Sure, the global entertainment business is synced up like never before. Marvel blockbusters captivate audiences in China. Korean directors score one coup after another in the U.S. Streaming development executives now scour foreign markets to bring home the next Squid Game, Lupin, and Money Heist. And Western entertainment companies are pouring money into so-called localization efforts to ensure the sun never sets on Spiderman. Disney upped its localization spending to $33 billion in 2022, according to Variety, a 32% increase. Streamers now include options for subtitles and audio in multiple languages, even in old and niche entertainment.
But even as companies invest in quality script translations and better performances by voice actors, dubbed entertainment often still looks as cheesy as old kung fu films and Mr. Ed, turning audiences off. No matter how good the sound is, it seems wrong. Lips don’t lie.
“The lips are always, always the last piece that nobody’s solved for,” says Jonathan Bronfman, cofounder and CEO of the visual effects company, Monsters Aliens Robots Zombies (MARZ).
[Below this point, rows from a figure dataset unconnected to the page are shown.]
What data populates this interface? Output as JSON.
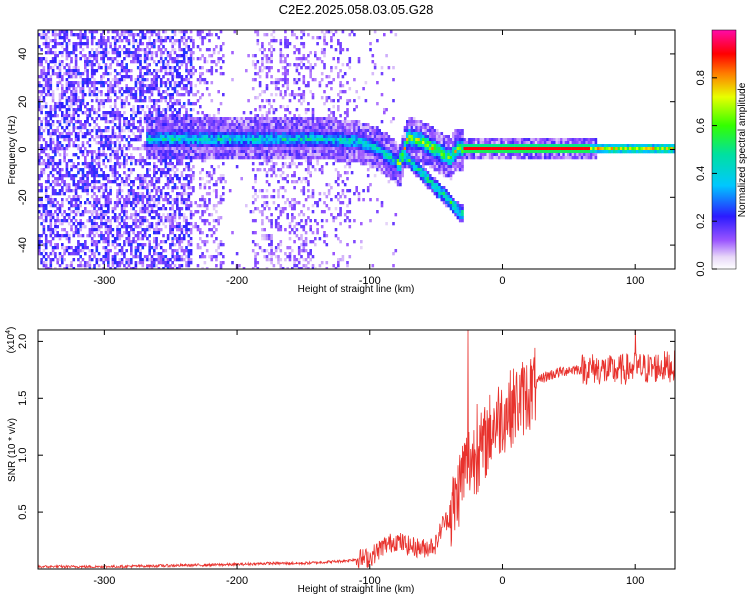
{
  "chart_data": [
    {
      "type": "heatmap",
      "title": "C2E2.2025.058.03.05.G28",
      "xlabel": "Height of straight line (km)",
      "ylabel": "Frequency (Hz)",
      "xlim": [
        -350,
        130
      ],
      "ylim": [
        -50,
        50
      ],
      "x_ticks": [
        -300,
        -200,
        -100,
        0,
        100
      ],
      "x_tick_labels": [
        "-300",
        "-200",
        "-100",
        "0",
        "100"
      ],
      "y_ticks": [
        -40,
        -20,
        0,
        20,
        40
      ],
      "y_tick_labels": [
        "-40",
        "-20",
        "0",
        "20",
        "40"
      ],
      "colorbar": {
        "label": "Normalized spectral amplitude",
        "range": [
          0,
          1
        ],
        "ticks": [
          0.0,
          0.2,
          0.4,
          0.6,
          0.8
        ],
        "tick_labels": [
          "0.0",
          "0.2",
          "0.4",
          "0.6",
          "0.8"
        ],
        "colormap": "rainbow (white-violet-blue-cyan-green-yellow-red-magenta)"
      },
      "ridge": {
        "description": "dominant frequency ridge",
        "points": [
          [
            -265,
            5
          ],
          [
            -230,
            5
          ],
          [
            -200,
            5
          ],
          [
            -160,
            5
          ],
          [
            -130,
            5
          ],
          [
            -110,
            4
          ],
          [
            -95,
            1
          ],
          [
            -85,
            -3
          ],
          [
            -78,
            -6
          ],
          [
            -72,
            6
          ],
          [
            -62,
            4
          ],
          [
            -50,
            0
          ],
          [
            -40,
            -3
          ],
          [
            -35,
            1
          ],
          [
            -25,
            1
          ],
          [
            -10,
            1
          ],
          [
            0,
            1
          ],
          [
            50,
            1
          ],
          [
            100,
            1
          ],
          [
            130,
            1
          ]
        ]
      },
      "secondary_branch": {
        "points": [
          [
            -75,
            -2
          ],
          [
            -62,
            -9
          ],
          [
            -50,
            -16
          ],
          [
            -42,
            -20
          ],
          [
            -33,
            -26
          ]
        ]
      }
    },
    {
      "type": "line",
      "title": "",
      "xlabel": "Height of straight line (km)",
      "ylabel": "SNR (10 * v/v)",
      "y_multiplier": "(x10^4)",
      "y_multiplier_base": "(x10",
      "y_multiplier_exp": "4",
      "y_multiplier_close": ")",
      "xlim": [
        -350,
        130
      ],
      "ylim": [
        0,
        2.1
      ],
      "x_ticks": [
        -300,
        -200,
        -100,
        0,
        100
      ],
      "x_tick_labels": [
        "-300",
        "-200",
        "-100",
        "0",
        "100"
      ],
      "y_ticks": [
        0.5,
        1.0,
        1.5,
        2.0
      ],
      "y_tick_labels": [
        "0.5",
        "1.0",
        "1.5",
        "2.0"
      ],
      "color": "#e8322d",
      "series": [
        {
          "x": [
            -350,
            -300,
            -250,
            -200,
            -175,
            -150,
            -120,
            -100,
            -90,
            -80,
            -70,
            -60,
            -50,
            -45,
            -40,
            -35,
            -30,
            -25,
            -20,
            -15,
            -10,
            -5,
            0,
            10,
            20,
            30,
            40,
            50,
            60,
            70,
            80,
            90,
            100,
            110,
            120,
            130
          ],
          "values": [
            0.02,
            0.02,
            0.03,
            0.04,
            0.05,
            0.05,
            0.07,
            0.1,
            0.2,
            0.25,
            0.2,
            0.18,
            0.22,
            0.4,
            0.45,
            0.6,
            0.85,
            0.95,
            1.0,
            1.05,
            1.2,
            1.3,
            1.35,
            1.45,
            1.55,
            1.68,
            1.72,
            1.75,
            1.76,
            1.76,
            1.74,
            1.75,
            1.77,
            1.76,
            1.78,
            1.78
          ]
        }
      ],
      "spikes": [
        {
          "x": -26,
          "y": 2.1
        },
        {
          "x": -19,
          "y": 1.45
        },
        {
          "x": 100,
          "y": 2.1
        }
      ]
    }
  ]
}
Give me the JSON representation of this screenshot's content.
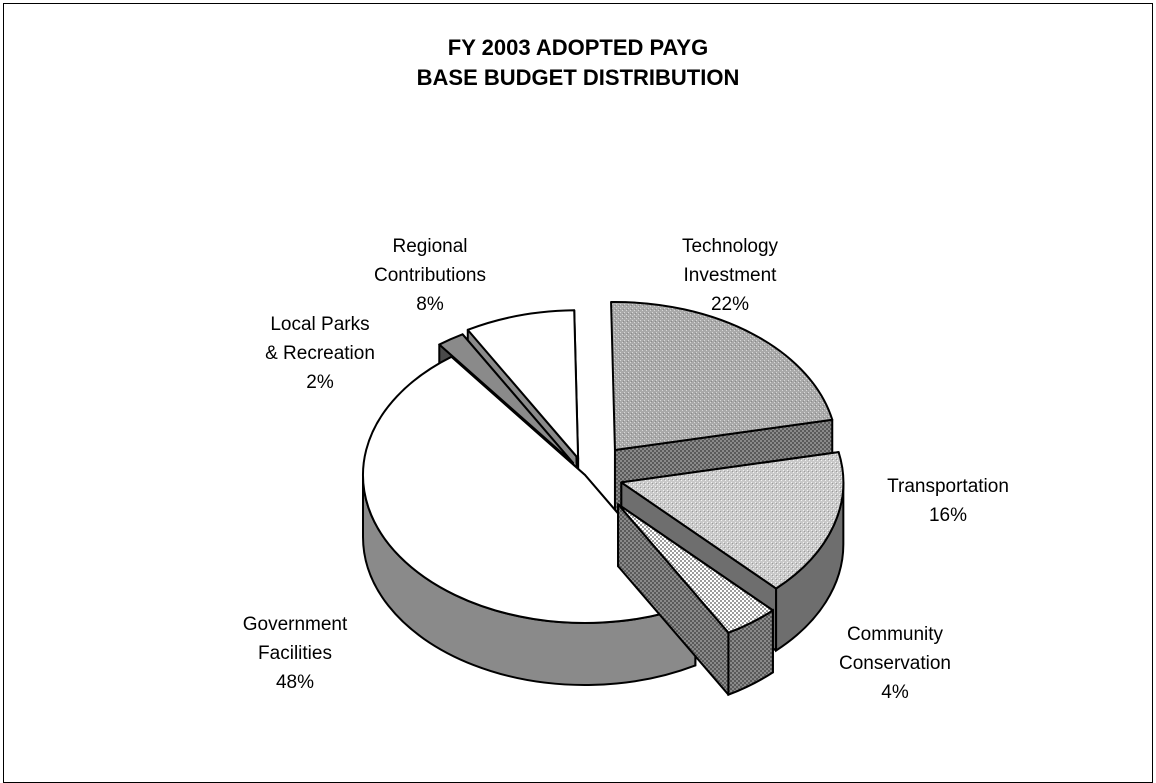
{
  "chart_data": {
    "type": "pie",
    "style": "3d-exploded",
    "title_lines": [
      "FY 2003 ADOPTED PAYG",
      "BASE BUDGET DISTRIBUTION"
    ],
    "slices": [
      {
        "label_lines": [
          "Technology",
          "Investment"
        ],
        "percent_label": "22%",
        "value": 22,
        "top_fill": "speckle-gray",
        "side_fill": "#8c8c8c"
      },
      {
        "label_lines": [
          "Transportation"
        ],
        "percent_label": "16%",
        "value": 16,
        "top_fill": "light-speckle",
        "side_fill": "#6e6e6e"
      },
      {
        "label_lines": [
          "Community",
          "Conservation"
        ],
        "percent_label": "4%",
        "value": 4,
        "top_fill": "checker",
        "side_fill": "#7a7a7a"
      },
      {
        "label_lines": [
          "Government",
          "Facilities"
        ],
        "percent_label": "48%",
        "value": 48,
        "top_fill": "#ffffff",
        "side_fill": "#8a8a8a"
      },
      {
        "label_lines": [
          "Local Parks",
          "& Recreation"
        ],
        "percent_label": "2%",
        "value": 2,
        "top_fill": "#8a8a8a",
        "side_fill": "#4a4a4a"
      },
      {
        "label_lines": [
          "Regional",
          "Contributions"
        ],
        "percent_label": "8%",
        "value": 8,
        "top_fill": "#ffffff",
        "side_fill": "#8a8a8a"
      }
    ]
  }
}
Earlier this year, Bronfman’s company unveiled a technology called LipDub AI, which digitally manipulates actors’ facial expressions to match spoken words in foreign languages. The technology promises to achieve an extraordinary level of realism and fluency, learning to make actors’ lips match the language and the performers. Marlon Brando will mumble in Mandarin; Jim Carrey will gesticulate in German, and Arnold Schwarzenegger’s English . . . well. AI is making more progress every day.
In the beginning, lip-dubbing technology was a crude joke—Schwarzenegger screaming at a late-night TV host through the superimposed lips of another man (“I AM HEE-AH TO SAVE CALIFORNIA!”). But the promise of new AI-driven software means that global audiences may be laughing with such technology, not at it—as well as crying, cheering, and loving performances where actors deftly deliver lines any of hundreds of languages, whether or not the performers themselves have ever uttered a word in those tongues themselves.
LipDub’s technology is an evolution of an open-source AI model known as Wav2Lip, first released in 2020 by researchers at Hyderabad’s International Institute of Information Technology. Designed initially to synchronize lip movements in videos with specific audio tracks, it analyzes the input audio’s phonetic elements to identify different speech sounds. In parallel, it processes the video, focusing on the speaker’s face, especially the lip area. Wav2Lip uses deep learning models to understand the facial structure and predict corresponding lip movements. The technology combines audio analysis with video data to generate accurate lip synchronization. This results in a video where the lip movements match the spoken words in the audio track, enhancing realism for applications like movie dubbing, video conferencing, or animated characters.